Streit ums Erbe vermeiden

Diese Seite teilen

Basler Zeitung, 20.12.2016

Alessandro Miano, Vorsorgespezialist beim VZ VermögensZentrum in Basel

Ein Willensvollstrecker kann schlichten

Nach einem Todesfall ist die Aufteilung des Erbes für viele Familien eine grosse Herausforderung - selbst dann, wenn der Verstorbene seinen Nachlass in einem Testament oder Erbvertrag geregelt hat. Nicht selten kommt es zu Streit, der sich über Jahre hinziehen kann und die Aufteilung des Erbes blockiert.

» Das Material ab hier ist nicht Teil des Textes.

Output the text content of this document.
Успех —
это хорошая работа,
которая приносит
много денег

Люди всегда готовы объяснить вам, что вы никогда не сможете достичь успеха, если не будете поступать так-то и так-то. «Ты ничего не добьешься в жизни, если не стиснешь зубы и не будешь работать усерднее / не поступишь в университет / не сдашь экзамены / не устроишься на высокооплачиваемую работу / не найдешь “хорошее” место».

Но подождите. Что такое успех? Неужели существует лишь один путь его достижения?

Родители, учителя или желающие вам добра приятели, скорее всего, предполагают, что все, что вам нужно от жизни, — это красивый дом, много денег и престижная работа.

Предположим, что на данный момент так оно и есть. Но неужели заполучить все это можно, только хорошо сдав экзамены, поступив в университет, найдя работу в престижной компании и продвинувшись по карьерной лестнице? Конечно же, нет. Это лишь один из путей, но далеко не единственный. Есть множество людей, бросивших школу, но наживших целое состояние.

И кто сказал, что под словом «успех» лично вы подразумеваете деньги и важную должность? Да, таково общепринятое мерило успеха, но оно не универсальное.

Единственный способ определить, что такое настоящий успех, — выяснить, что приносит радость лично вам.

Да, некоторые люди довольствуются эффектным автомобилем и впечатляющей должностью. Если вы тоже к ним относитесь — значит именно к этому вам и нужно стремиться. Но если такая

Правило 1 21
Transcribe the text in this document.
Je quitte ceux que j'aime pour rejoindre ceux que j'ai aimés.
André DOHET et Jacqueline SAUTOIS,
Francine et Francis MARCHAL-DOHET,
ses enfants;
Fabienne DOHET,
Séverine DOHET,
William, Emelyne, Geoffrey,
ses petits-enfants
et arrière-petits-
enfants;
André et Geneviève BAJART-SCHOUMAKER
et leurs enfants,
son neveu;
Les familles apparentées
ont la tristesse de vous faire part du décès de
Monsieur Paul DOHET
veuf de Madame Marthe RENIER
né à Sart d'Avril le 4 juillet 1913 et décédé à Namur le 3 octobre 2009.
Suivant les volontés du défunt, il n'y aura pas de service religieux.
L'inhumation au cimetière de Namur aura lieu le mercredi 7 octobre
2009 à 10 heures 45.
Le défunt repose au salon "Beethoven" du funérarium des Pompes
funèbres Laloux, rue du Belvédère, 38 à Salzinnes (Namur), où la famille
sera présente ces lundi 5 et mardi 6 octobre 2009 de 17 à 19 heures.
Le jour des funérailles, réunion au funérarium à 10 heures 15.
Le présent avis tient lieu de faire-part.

Um eine solche Situation zu vermeiden, kann es sich lohnen, im Testament oder Erbvertrag einen professionellen Willensvollstrecker einzusetzen. Er sorgt dafür, dass die Erbschaft optimal verwaltet und im Sinne des Erblassers geteilt wird.

Vorbereiter, Durchführer

Dafür leitet der Willensvollstrecker alle notwendigen Massnahmen ein, damit der Wert der Erbschaft erhalten bleibt. So kümmert sich er darum, dass der Unterhalt einer Liegenschaft nicht vernachlässigt wird. Oder er sucht Nachmieter und schliesst Mietverträge ab. Zudem bezahlt er offene Rechnungen und treibt ausstehende Forderungen ein, kümmert sich um Versicherungen und stösst Wertpapiere ab, die von einem Kurszerfall bedroht sind.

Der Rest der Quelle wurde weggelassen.